Shelia, that watersnake story, you are a bird.
And Rick, I grew up swimming in blue holes. You don’t want to think about what’s been in those. Spoil your fun. I know you’ve been in them too!
I had a dog I was afraid of at first. He looked like a white German Shepherd. He would not approach me, would stretch out on the floor staring up at me with the saddest eyes, like my fear was hurting his feelings. He protected me through some scary times when I moved to D.C. He got old and sick and in his last days I was crying because I was upset. And for the first time ever, he turned away. I knew that was it. And it was. I’ve never had a pet since.
I can’t talk about this too much, but I had a dog, Emmitt, a beautiful graceful whippet, who would go on run-abouts when we were at the farm, then come up behind me and bump me in the leg with his nose, checking in, then off again.
Carole? Are those true jungle cats or hybrids?
That’s a signature I haven’t heard, Deron, the leg tap greeting. I love to look at whippets.
Shelia, the cats are indeed jungle cats. They are kept as pets, bred and sold for $$$$. I’ll post another photo that I think you will see and think, um, not a domestic cat.
They have those long legs. Like servals.
Deron, much like a couple of dogs I’ve known, not mine. (I’d spent some hours with them at the office.) When I’d see them where they lived, at a party or some such, they’d come up to me, bump into my leg. Kind of like in Avatar, “I see you.” I always touched their faces and looked them in the eyes. Then they’d be off to greet others they knew. Once in a while, as the party wound down, one or the other would come find me sitting with my cocktail, chatting away. They’d sit a while and listen, leaning into my leg.
The cat-move equivalent is known as “bonk.”
Charlie bonks.
I noticed the bonking. Charlie is a bonker.
Cece. I have swum in blue holes. And green rivers. And in the pond/lake at the farm near Telephone, TX. I noodled. (Floated straddling a pool noodle.)
The Red River (Northern border of Oklahoma and Texas) at the time was unswimmable (it was too wide and swollen, running fast). Before we went to CFS I, I had visions of swimming it, until I saw it. The reality was a vast expanse, even beyond the river on the other side.
And Cindy peed in a pot, y’all.
I should have linked, but I am reminiscing too fast to deal with the details.

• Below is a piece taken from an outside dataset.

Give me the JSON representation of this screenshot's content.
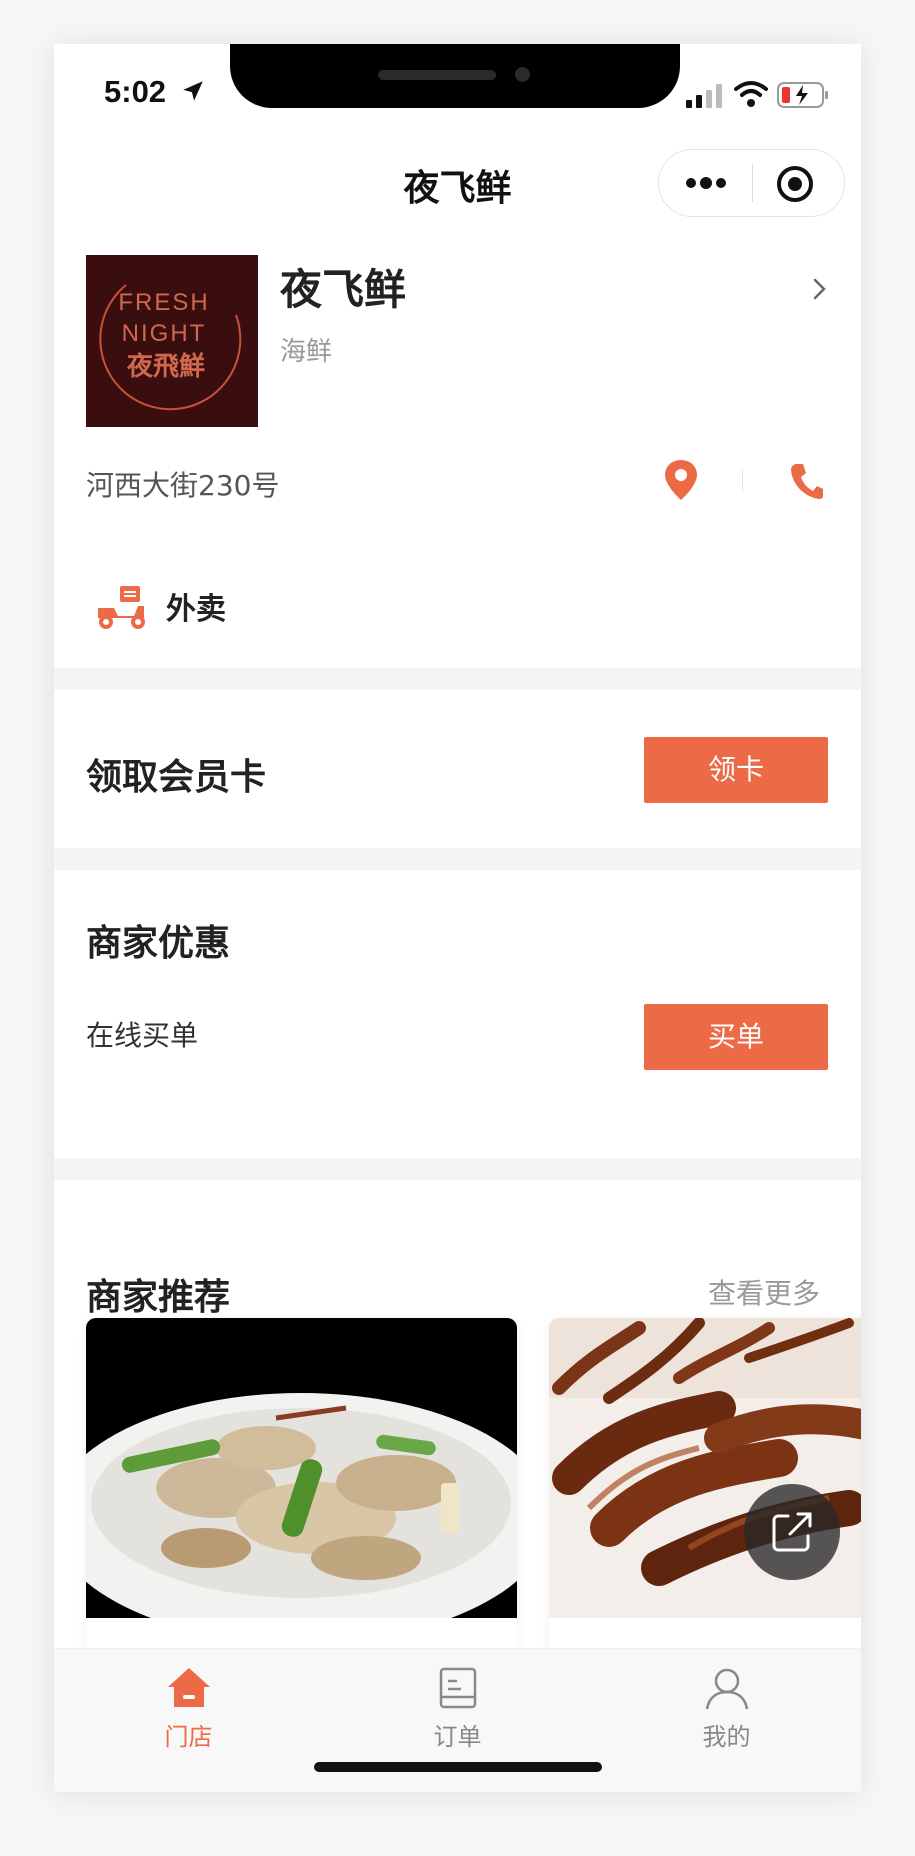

Danny got our tickets today, we’ll see you end of April.
I know that Red River, Rick. I was born in Wichita Falls and moved to Alabama at age 5. I used to tell people that at night I could see a red river running past the house. We did not live on the river or water. But I was seeing giants back then, too.
I hope the river is swimmable, Rick.
“It was a very dark day and a red river was running past our house.”
“And a monter destroyed the Dangerous Man running beside the red river.”